Foi o momento mais inesperado de uma visita com a solenidade das grandes ocasiões, coreografada até ao mais pequeno detalhe – o Japão, contam as agências, esteve colado à televisão para ver até onde iria o Presidente norte-americano no gesto que o país espera há 71 anos. Obama foi contido no discurso, mas as breves palavras que trocou com dois sobreviventes testemunharam o que ele próprio tinha dito pouco antes: a actual aliança entre o Japão e os Estados Unidos mostra que “mesmo as divisões mais dolorosas podem ser ultrapassadas” e que “os antigos inimigos podem tornar-se não só parceiros, como os melhores amigos e os mais fortes aliados”.
Obama esteve menos de duas horas em Hiroxima, o bastante para visitar o museu do parque onde estão reunidos testemunhos do horror que varreu a cidade quando a 6 de Agosto de 1945 a Força Aérea norte-americana largou a primeira das duas únicas bombas nucleares alguma vez usadas contra seres humanos. Dezenas de milhares de pessoas morreram instantaneamente, num balanço que se elevaria até 140 mil mortos no final desse ano. A cidade de Nagasáqui seria arrasada três dias depois, num ataque que matou 74 mil pessoas e selou a rendição japonesa, pondo fim a seis anos de guerra.
“Numa manhã luminosa sem nuvens, a morte veio do céu e o mundo mudou”, disse Obama, depois de, em silêncio e com uma leve vénia, colocar uma coroa de flores brancas frente ao cenotáfio onde estão inscritos os nomes de todas as vítimas. À sua frente, na terra queimada que é hoje o Parque Memorial da Paz ardia a chama eterna e, em pano de fundo, erguia-se a cúpula emblemática de um dos raros edifícios que a força da explosão não arrasou.
Histórica, a visita a Hiroxima provocou grande debate, nos Estados Unidos, no Japão e também na China, o grande adversário actual de ambos, que vê nesta deslocação uma tentativa de branqueamento do passado e uma união de forças contra os interesses de Pequim. Obama avisou que não iria revisitar a decisão tomada pelo Presidente Harry Truman, nem pedir desculpas (nos EUA prevalece a visão de que o uso das bombas foi justificado para pôr fim ao conflito). O seu objectivo, insistiu, era homenagear os mortos – não só os de Hiroxima e Nagasáqui, mas de todos os que morreram nos seis anos de guerra – e insistir na urgência de um desarmamento nuclear.
“Uma revolução moral”
“Porque viemos a este lugar, a Hiroxima?
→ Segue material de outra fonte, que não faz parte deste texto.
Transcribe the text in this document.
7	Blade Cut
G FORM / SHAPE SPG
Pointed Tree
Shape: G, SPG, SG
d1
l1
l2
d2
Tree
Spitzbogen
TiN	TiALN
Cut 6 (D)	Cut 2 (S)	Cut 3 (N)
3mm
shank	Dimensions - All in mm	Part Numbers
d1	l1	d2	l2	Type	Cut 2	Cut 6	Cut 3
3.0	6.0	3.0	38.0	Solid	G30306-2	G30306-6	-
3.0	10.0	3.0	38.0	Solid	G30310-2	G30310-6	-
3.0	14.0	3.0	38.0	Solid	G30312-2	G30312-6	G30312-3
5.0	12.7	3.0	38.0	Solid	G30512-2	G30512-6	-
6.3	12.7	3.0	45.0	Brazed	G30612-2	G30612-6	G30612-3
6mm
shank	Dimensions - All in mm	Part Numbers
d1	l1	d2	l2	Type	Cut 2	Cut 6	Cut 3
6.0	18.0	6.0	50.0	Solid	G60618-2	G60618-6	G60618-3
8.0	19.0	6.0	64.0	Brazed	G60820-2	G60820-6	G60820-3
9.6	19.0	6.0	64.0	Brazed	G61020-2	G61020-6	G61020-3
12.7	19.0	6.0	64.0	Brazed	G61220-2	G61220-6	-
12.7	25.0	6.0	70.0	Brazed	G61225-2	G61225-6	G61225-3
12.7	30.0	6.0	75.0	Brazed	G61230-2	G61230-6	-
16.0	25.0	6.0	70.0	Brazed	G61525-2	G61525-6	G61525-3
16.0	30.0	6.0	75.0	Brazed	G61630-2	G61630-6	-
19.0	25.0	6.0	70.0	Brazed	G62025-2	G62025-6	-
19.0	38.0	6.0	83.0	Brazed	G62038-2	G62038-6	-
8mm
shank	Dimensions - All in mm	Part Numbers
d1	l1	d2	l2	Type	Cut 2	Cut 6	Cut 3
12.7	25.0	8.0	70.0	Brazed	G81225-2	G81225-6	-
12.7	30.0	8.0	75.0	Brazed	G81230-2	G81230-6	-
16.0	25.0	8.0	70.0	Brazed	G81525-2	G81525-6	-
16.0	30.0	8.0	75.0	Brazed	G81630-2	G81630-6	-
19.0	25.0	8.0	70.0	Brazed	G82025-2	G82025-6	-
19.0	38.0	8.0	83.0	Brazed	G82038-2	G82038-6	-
Viemos para reflectir sobre a terrível força libertada num passado não tão distante assim. Viemos para homenagear os mortos”, disse Obama, tendo o primeiro-ministro japonês, Shinzo Abe, ao seu lado. Nascido 16 anos depois do fim da II Guerra, mas com o peso da História sobre os ombros, Obama evocou “o momento em que a bomba caiu” e “o horror das crianças confusas perante aquilo que os seus olhos viam”.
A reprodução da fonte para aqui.